An abstraction is itself a universal, an abstraction from varieties of abstraction. The abstraction of abstraction is, as I would now formulate it, that one drops features that do not systematically return in different contexts, in search for what seems essential, though that will never be found. It falls under what in this blog I have called ‘imperfection on the move’. The terms of the abstraction are ambiguous and themselves variable. What, precisely, is a context; is that notion liable to shift? What is essential: does that not imply some judgement of relevance, and how fixed is that? And other criteria may arise: some form that a formalization should have, perhaps.
The universal is often supported by a prototype that yields an exemplar, that guides identification of particulars as belonging to the universal. I read somewhere that for the English the robin is the exemplar of ‘bird’, while for the Dutch it is the sparrow.
From Lacan, Žižek adopts the notion of a ‘master signifier’ that symbolizes the universal. It is not necessarily an adequate characterization and often serves to bend thought in a certain direction, or hide incongruity, as a support of ideology. For an example, in item 348 of this blog I used the idealized model of perfect competition, as the master signifier of market ideology, while in fact it is never achieved and the endeavour of firms as market participants is to block competition.
The implication of this view of universals is that typically one cannot give necessary and sufficient features for something to belong to a category.
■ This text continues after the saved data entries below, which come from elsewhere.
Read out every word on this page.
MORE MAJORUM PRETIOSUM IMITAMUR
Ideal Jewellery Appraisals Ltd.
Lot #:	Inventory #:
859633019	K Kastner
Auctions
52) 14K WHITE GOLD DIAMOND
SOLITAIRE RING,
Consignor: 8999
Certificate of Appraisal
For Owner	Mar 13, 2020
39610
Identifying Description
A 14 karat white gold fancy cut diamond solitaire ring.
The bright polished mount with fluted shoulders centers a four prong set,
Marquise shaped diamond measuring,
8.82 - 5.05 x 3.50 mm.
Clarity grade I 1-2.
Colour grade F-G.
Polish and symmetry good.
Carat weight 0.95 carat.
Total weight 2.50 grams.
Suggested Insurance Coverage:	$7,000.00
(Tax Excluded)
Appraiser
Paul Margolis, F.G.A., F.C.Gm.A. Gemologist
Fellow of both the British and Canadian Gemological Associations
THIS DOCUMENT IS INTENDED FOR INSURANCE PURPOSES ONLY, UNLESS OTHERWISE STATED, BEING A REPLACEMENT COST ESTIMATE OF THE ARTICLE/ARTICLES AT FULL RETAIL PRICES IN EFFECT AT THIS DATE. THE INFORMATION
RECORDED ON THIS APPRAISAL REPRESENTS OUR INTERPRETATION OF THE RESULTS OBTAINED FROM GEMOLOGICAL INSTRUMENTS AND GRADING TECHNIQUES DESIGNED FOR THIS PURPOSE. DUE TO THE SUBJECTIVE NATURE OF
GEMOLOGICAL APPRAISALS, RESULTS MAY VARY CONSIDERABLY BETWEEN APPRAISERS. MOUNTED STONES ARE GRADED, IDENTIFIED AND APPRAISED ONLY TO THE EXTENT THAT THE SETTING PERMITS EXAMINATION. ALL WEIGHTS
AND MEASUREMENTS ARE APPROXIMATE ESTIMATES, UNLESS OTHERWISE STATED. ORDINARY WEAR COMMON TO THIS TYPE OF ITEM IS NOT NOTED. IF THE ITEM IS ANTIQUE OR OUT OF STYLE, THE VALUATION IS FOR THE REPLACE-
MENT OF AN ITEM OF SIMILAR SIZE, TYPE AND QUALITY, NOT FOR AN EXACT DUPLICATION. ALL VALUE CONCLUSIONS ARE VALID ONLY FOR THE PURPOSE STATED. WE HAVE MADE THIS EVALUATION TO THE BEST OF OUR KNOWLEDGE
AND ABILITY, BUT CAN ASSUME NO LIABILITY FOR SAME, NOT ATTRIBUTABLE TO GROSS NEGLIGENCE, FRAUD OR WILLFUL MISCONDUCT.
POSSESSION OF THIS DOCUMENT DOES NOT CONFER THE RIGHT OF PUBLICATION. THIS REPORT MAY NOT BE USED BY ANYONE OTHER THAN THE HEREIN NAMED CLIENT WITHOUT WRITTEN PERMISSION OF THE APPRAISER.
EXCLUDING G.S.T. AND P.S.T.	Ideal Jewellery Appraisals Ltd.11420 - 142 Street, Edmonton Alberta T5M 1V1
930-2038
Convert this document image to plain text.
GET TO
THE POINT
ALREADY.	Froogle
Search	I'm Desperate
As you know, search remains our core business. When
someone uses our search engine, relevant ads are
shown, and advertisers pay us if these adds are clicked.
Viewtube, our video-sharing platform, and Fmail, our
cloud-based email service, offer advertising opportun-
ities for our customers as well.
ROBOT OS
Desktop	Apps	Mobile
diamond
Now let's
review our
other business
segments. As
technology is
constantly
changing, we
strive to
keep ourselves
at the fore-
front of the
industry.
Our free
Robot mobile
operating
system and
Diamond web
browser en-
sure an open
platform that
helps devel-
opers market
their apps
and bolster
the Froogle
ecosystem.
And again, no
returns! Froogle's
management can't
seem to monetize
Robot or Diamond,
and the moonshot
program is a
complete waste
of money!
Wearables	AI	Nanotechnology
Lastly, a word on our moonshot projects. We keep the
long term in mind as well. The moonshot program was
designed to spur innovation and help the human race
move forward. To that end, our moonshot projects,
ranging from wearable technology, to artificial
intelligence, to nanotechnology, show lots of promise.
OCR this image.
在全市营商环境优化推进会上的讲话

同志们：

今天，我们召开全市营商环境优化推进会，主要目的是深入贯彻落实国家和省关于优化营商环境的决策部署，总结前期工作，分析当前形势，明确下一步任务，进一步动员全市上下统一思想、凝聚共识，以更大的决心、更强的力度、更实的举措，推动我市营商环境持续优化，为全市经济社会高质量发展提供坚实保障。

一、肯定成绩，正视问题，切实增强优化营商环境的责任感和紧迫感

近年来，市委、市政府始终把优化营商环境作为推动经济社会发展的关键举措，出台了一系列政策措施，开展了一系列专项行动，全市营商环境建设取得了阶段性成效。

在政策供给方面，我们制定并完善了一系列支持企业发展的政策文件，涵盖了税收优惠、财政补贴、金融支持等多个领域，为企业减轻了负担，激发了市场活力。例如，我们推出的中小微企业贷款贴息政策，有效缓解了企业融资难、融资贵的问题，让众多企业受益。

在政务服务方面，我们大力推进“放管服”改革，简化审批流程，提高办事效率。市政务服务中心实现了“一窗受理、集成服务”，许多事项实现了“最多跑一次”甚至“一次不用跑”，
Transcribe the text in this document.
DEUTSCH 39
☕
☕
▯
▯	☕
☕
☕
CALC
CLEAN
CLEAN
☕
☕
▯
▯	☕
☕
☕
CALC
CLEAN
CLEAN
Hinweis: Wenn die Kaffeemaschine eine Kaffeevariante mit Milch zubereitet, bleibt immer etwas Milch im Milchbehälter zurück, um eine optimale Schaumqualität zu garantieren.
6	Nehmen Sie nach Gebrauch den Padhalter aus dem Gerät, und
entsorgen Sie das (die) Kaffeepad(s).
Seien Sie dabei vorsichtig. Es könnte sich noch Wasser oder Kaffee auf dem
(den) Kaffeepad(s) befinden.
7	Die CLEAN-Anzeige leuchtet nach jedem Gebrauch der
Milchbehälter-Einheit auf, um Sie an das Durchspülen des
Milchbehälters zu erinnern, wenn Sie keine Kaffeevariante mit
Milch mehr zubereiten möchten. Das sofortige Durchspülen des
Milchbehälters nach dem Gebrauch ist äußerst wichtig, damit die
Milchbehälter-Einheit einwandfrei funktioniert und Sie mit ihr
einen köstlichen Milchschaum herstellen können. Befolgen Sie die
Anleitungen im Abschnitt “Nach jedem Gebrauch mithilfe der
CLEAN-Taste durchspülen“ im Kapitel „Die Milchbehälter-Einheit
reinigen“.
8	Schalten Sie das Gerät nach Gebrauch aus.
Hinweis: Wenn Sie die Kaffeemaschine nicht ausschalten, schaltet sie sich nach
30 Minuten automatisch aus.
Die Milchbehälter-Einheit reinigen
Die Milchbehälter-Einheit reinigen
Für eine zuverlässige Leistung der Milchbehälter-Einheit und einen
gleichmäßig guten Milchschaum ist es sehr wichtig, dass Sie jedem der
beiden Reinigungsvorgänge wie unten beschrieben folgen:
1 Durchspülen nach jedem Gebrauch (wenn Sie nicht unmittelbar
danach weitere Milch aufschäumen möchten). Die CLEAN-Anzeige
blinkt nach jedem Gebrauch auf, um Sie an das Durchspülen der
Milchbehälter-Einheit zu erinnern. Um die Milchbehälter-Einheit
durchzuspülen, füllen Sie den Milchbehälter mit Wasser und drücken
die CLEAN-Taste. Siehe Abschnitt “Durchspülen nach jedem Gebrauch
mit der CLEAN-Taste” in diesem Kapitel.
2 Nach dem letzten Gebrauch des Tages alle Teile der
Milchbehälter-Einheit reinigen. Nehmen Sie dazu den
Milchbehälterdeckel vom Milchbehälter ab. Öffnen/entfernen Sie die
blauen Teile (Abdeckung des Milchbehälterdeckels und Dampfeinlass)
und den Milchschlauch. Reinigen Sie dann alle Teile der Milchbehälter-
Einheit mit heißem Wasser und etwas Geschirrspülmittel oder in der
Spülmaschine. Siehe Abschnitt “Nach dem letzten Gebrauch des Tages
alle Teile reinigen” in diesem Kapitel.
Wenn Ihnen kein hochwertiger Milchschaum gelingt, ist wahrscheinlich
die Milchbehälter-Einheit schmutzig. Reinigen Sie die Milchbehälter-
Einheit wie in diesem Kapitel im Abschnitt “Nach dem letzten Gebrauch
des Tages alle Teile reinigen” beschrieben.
For an example, I have used the example of ‘chair’. Once, in a newspaper I saw a man in a stuffed cow with a dent for the seat, with the caption ‘watch me sitting in my cow’. After that, when walking past a field with a cow one might say ‘look what a beautiful chair’.
For further analysis, I used the notion of the hermeneutic circle, in item 36, as Heidegger also did. Words for concepts, abstractions, along the paradigmatic axis, are inserted into sentences, along the syntagmatic axis, and there are connected with other concepts, and this unique configuration may yield a novel perspective on the concept.
The variation of meaning is one of both context and people. In my discussion of meaning (item 32) I used the distinction, going back to Frege, between denotation/reference and connotation/sense. For Frege, sense was ‘the way in which something is given’: how does an object present itself? I reconstruct it as the way in which reference is established: how does one recognize or select something as a chair? That, I propose, happens on the basis of associations that one has with the concept, collected along a path of life, by which one recognizes something as belonging to the concept. Which connotation is picked out, or triggered, depends on the context. And then, misfits will appear, anomalies, which may occasion a shift of the universal, or a split, or absorption in a novel one. This yields a constitutive role for the individual, not as subjugated to the universal but as feeding it.
How, next, does dialectical change work? That is the topic for the next item.
[i] There is an English term for this: ‘ablation’, but I don’t like it and leave ‘aufhebung’ untranslated. It means at the same time ‘lifting up’ and ‘elimination’.